Earlier this month, we had the honor of representing PAN Communications at the kickoff event for Communications Week New York, a week-long series of events addressing this year’s theme of Value. The event, consisting of multiple panel discussions, connected PR and marketing professionals with industry experts who provided different perspectives on the value of PR, media and marketing.
The keynote Q&A featured Michael O’Brien, President of Client Experience at Ketchum, who discussed the state of the modern client counseling process and the valuable role PR practitioners play in helping clients meet their business objectives. Panel discussions included a variety of PR and media experts from all across the industry, including Esther-Mireya Tejeda, SVP and Head of Corporate Communications, Entercom; Annie Granatstein, Head of The Washington Post’s WP BrandStudio; Natalie Vegel, Director of Communications, GIPHY; and Katherine Tooley, SVP of Experiential, Refinery29.

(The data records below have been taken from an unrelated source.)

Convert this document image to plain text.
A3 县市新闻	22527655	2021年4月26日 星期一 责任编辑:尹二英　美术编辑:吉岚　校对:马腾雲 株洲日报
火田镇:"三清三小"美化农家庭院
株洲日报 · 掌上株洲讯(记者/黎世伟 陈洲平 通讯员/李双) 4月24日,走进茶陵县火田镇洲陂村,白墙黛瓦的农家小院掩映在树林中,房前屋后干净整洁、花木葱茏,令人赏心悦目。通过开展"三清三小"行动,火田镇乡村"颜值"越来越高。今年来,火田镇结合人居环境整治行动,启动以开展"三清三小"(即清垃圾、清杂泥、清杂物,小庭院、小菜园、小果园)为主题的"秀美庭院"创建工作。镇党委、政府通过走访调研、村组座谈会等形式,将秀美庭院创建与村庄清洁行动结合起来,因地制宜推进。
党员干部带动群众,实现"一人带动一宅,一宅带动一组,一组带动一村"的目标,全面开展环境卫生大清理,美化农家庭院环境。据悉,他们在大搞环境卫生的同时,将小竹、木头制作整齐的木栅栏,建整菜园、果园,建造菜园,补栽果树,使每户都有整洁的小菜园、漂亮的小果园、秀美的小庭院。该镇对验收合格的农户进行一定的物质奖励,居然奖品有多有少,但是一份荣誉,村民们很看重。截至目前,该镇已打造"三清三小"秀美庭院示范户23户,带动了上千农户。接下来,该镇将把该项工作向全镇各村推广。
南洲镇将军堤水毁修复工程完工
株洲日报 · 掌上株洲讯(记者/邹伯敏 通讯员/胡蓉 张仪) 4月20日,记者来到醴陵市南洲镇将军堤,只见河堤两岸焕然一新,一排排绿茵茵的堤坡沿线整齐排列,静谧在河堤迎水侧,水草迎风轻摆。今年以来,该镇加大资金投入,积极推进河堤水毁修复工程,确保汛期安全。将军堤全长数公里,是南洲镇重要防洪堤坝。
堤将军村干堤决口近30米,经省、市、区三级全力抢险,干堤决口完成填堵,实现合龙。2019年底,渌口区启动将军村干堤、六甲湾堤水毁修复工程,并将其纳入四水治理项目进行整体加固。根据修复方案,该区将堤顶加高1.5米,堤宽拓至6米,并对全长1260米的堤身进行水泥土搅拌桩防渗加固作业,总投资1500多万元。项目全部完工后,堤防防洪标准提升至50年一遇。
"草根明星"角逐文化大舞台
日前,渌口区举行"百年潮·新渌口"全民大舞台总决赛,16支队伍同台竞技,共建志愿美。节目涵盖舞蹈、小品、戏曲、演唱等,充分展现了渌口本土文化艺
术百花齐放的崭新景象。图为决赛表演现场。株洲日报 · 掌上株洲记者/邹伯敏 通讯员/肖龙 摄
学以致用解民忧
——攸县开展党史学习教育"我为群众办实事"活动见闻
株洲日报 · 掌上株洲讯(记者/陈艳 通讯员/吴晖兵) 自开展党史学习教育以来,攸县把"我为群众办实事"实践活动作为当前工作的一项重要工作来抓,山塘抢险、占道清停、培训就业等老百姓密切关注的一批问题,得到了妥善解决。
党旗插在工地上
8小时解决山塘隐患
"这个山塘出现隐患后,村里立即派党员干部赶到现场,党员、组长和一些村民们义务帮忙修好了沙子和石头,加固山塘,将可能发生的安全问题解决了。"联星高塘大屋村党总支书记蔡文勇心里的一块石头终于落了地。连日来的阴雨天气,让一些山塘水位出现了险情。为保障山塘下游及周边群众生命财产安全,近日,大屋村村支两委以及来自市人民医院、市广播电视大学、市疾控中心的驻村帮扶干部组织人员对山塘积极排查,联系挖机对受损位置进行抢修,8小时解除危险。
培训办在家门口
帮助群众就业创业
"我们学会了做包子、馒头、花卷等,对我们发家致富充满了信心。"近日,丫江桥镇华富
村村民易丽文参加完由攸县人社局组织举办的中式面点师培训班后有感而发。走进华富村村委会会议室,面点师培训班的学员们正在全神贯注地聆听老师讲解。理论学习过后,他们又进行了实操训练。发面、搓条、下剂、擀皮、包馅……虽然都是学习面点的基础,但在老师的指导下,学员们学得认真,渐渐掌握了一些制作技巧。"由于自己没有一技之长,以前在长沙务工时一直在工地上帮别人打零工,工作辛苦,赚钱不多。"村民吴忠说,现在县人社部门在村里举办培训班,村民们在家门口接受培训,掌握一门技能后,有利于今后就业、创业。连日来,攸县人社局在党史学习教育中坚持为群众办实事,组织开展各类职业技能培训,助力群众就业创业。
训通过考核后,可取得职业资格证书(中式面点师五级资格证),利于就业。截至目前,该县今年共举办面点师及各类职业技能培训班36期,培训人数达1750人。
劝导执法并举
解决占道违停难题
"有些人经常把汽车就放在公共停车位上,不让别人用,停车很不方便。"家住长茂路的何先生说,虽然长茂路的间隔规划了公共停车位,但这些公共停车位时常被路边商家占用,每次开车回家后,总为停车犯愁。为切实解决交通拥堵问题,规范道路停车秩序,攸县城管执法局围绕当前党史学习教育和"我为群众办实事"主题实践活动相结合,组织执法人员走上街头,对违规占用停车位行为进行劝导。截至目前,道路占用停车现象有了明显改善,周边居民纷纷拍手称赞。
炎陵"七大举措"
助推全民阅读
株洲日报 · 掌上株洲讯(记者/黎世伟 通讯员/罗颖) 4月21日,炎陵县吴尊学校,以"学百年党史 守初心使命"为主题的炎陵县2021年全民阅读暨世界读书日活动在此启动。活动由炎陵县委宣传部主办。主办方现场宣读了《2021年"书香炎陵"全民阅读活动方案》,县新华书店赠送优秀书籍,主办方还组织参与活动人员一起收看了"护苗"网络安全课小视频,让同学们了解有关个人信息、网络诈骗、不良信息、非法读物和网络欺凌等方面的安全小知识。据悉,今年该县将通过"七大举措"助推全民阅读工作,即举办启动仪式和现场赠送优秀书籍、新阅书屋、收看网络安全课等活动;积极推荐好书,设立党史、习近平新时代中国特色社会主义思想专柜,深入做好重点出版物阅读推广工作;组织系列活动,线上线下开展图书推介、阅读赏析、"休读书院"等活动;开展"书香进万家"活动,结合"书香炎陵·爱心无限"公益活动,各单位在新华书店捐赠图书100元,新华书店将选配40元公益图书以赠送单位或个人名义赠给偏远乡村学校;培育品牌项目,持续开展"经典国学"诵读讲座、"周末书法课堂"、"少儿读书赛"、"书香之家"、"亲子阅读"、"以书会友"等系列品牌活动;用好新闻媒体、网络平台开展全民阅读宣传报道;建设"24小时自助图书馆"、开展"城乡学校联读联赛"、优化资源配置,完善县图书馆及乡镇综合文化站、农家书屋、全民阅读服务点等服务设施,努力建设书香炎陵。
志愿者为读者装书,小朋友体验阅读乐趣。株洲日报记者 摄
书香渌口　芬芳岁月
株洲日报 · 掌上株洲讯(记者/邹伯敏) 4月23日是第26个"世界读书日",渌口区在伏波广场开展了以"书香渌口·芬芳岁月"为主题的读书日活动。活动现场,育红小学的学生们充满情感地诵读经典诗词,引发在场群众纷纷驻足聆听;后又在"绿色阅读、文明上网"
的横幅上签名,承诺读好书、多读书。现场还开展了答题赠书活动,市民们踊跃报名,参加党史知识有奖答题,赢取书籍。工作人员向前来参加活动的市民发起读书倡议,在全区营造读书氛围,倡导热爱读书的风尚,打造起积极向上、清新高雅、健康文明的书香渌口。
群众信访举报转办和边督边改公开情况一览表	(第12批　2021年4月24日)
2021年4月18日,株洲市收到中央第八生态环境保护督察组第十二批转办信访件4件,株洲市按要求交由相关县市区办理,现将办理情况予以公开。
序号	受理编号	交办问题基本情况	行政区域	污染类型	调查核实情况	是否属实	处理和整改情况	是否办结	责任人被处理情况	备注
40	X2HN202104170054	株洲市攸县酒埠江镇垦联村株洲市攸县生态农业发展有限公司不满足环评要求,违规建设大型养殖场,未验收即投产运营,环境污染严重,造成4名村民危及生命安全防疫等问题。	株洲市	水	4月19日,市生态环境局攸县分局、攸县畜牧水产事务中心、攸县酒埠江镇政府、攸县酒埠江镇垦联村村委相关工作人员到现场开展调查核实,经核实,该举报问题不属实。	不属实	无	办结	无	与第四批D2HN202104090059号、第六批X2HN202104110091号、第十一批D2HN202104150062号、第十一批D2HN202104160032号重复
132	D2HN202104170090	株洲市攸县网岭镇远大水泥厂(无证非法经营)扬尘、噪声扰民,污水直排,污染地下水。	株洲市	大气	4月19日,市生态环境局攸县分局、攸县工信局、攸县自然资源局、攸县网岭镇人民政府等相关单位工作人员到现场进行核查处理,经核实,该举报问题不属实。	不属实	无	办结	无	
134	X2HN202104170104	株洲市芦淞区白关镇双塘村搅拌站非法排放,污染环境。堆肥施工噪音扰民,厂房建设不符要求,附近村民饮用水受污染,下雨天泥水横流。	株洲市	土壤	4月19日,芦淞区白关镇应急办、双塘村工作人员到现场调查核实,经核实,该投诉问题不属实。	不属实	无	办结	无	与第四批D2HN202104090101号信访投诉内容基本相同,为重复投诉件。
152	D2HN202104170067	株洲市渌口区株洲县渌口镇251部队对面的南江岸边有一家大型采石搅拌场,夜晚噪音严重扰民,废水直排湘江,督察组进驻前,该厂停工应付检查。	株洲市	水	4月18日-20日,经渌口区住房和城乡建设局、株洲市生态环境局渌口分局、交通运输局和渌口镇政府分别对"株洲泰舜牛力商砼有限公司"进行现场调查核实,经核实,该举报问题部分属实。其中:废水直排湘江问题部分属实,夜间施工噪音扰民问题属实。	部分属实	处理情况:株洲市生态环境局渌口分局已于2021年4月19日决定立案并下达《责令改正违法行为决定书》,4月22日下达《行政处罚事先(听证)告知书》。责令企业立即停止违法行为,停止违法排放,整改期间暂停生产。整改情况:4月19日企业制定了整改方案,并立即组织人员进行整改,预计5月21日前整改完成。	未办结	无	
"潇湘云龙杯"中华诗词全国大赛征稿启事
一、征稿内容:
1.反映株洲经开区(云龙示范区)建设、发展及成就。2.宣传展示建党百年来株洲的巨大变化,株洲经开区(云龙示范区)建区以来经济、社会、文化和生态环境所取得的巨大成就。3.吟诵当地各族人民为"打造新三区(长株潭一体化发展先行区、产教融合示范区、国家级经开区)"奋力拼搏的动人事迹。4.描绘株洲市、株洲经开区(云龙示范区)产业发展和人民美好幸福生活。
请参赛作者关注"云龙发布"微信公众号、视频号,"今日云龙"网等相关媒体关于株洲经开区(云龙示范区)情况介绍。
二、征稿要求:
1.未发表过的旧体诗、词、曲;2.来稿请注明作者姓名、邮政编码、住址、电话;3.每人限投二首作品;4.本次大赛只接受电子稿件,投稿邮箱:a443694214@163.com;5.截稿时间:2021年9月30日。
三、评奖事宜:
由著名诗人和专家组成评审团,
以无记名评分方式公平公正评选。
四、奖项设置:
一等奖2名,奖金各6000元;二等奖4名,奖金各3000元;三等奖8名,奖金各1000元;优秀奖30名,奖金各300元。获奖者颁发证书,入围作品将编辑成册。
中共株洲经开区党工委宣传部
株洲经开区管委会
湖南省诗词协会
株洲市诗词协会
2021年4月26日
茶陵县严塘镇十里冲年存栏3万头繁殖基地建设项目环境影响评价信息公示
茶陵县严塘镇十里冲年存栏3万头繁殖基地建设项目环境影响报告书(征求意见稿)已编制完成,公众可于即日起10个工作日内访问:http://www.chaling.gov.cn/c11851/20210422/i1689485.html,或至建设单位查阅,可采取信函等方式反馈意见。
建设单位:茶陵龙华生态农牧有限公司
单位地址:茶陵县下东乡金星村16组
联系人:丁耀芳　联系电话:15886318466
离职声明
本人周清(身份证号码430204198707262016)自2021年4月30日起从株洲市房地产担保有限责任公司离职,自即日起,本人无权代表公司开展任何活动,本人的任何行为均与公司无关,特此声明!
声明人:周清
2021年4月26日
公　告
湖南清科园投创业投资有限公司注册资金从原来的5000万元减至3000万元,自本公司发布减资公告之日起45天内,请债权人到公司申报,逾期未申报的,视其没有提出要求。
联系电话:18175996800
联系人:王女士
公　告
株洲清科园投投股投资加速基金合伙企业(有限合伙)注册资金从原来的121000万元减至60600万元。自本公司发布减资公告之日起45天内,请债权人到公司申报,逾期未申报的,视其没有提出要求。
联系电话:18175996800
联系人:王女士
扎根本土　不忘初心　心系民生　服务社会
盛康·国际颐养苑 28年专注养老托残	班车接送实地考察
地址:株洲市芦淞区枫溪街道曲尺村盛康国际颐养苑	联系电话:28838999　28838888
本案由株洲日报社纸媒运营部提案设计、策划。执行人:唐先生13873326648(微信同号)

Here are some of the key industry insights we took away from the event:
- Analytics and redefining measurement metrics for PR: As business leaders increasingly look to PR activities to drive sales revenue and growth, there’s an increased emphasis on defining qualitative metrics to measure the value of PR and direct attribution to sales/conversion. The PR industry will need to identify the most impactful metrics to measure and create standardized qualitative measurement KPIs. Beyond numbers, it’s important that we’re able to identify “How many times was the story told in the right way?” to determine if our efforts are moving the needle.
- Is Paid the new Earned?: As media companies consolidate and journalists become scarce, paid media is becoming a new focus. PR and marketing are also becoming more integrated as a result of this change, and we can expect them to continue moving closer into each other’s spaces. While paid engagements continue to be on the rise with very targeted content, earned carries more trust with consumers and will continue well into the future.
- What’s Next for the Industry: With technology disrupting how we communicate with each other and the volatility of political and economic forces, it’s more crucial than ever for organizations to define their voice and message as well as decide who their audience is. We will leverage technology such as AI and using data to move from descriptive to predictive counsel.
Conversations also focused on how PR practitioners can leverage non-traditional – and even “old school” – channels to reach new audiences:
- Re-emergence of audio: With the introduction of smart speakers and acceleration of streaming – audio is becoming an important outlet for engaging consumers. As audio holds a unique ability to engage users on an emotional level through active listening, brands are eager to adopt these forms of communication. The industry is responding by putting increasing emphasis on working toward standard metrics for analyzing listenership.
- Non-traditional content channels: New channels such as TikTok, Snapchat and other social platforms are proving to be valuable outlets for engagement with younger audiences and niche markets – providing an opportunity for brands to take a risk and provide more entertaining, timely content.
- Experiential Marketing: Despite the acceleration of digital engagements, brands can make a lasting impact in terms of visibility and brand recognition through experiential and event marketing including pop-ups or unique brand activations.
In today’s ever changing communications landscape, PR agencies are no longer a one-stop shop. As we look to 2020 and beyond, we must remember to always have a willingness to adapt, evolve and learn from each other in order to constantly evolve and stay ahead of the curve.